Nigeria’s new Finance Bill would ensure the protection of small businesses with an annual income of less than N25 million from Company Income Tax.
Nigeria’s Minister of Finance, Budget and National Planning, Zainab Ahmed, said that the new Finance Bill, when signed into law, would have only companies with an annual income of over N100 million pay 30% Company Income Tax, while companies with an annual income of between N25 million and N100 million annually will pay 20%.
“Our assessment is that any business that has a turnover of less than N25m needs that break, not being taxed so they can invest in their businesses. And we reduced the tax for medium-sized businesses from 30 per cent to 20 per cent so they can have more resources to invest in their businesses. These are the largest employers of labour.
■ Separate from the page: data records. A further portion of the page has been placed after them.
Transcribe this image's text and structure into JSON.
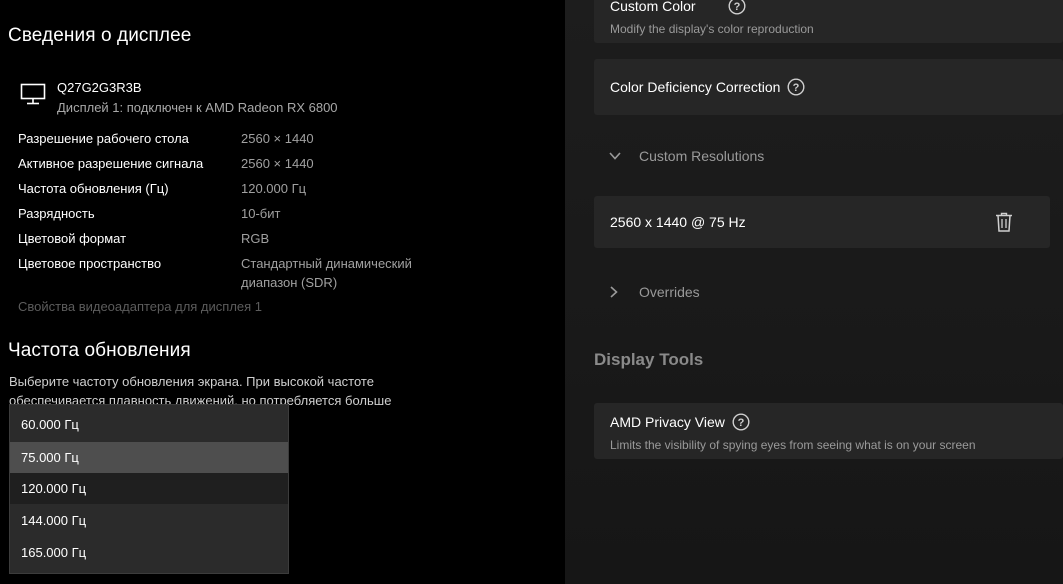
{
  "display_info": {
    "title": "Сведения о дисплее",
    "monitor_name": "Q27G2G3R3B",
    "monitor_sub": "Дисплей 1: подключен к AMD Radeon RX 6800",
    "properties": [
      {
        "label": "Разрешение рабочего стола",
        "value": "2560 × 1440"
      },
      {
        "label": "Активное разрешение сигнала",
        "value": "2560 × 1440"
      },
      {
        "label": "Частота обновления (Гц)",
        "value": "120.000 Гц"
      },
      {
        "label": "Разрядность",
        "value": "10-бит"
      },
      {
        "label": "Цветовой формат",
        "value": "RGB"
      },
      {
        "label": "Цветовое пространство",
        "value": "Стандартный динамический диапазон (SDR)"
      }
    ],
    "adapter_link": "Свойства видеоадаптера для дисплея 1"
  },
  "refresh": {
    "title": "Частота обновления",
    "description": "Выберите частоту обновления экрана. При высокой частоте обеспечивается плавность движений. но потребляется больше",
    "options": [
      {
        "label": "60.000 Гц"
      },
      {
        "label": "75.000 Гц"
      },
      {
        "label": "120.000 Гц"
      },
      {
        "label": "144.000 Гц"
      },
      {
        "label": "165.000 Гц"
      }
    ],
    "highlighted": "75.000 Гц",
    "current": "120.000 Гц"
  },
  "amd": {
    "custom_color": {
      "title": "Custom Color",
      "subtitle": "Modify the display's color reproduction"
    },
    "color_deficiency": {
      "title": "Color Deficiency Correction"
    },
    "custom_resolutions": {
      "label": "Custom Resolutions",
      "expanded": true
    },
    "resolution_entry": {
      "label": "2560 x 1440 @ 75 Hz"
    },
    "overrides": {
      "label": "Overrides",
      "expanded": false
    },
    "display_tools_heading": "Display Tools",
    "privacy_view": {
      "title": "AMD Privacy View",
      "subtitle": "Limits the visibility of spying eyes from seeing what is on your screen"
    }
  },
  "icons": {
    "monitor": "monitor-icon",
    "help": "help-circle-icon",
    "chevron_down": "chevron-down-icon",
    "chevron_right": "chevron-right-icon",
    "trash": "trash-icon"
  }
}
The federal and state governments have a total labour force of less than one per cent of the population.
“Not only will small businesses be able to do more because they are not paying taxes, but we are also working together with the trade authorities to also encourage people in the informal sector to become formalise because they will see other businesses like them that are not registered doing well.
“Their productivity will increase, they will employ more Nigerians and at the end of the day, they will grow to the level of a medium-size business and begin to pay revenue,” .
Meanwhile, now that the new Finance Bill has not been passed into law, all companies are expected to pay the Federal Government 30% of its profit as Companies Income Tax.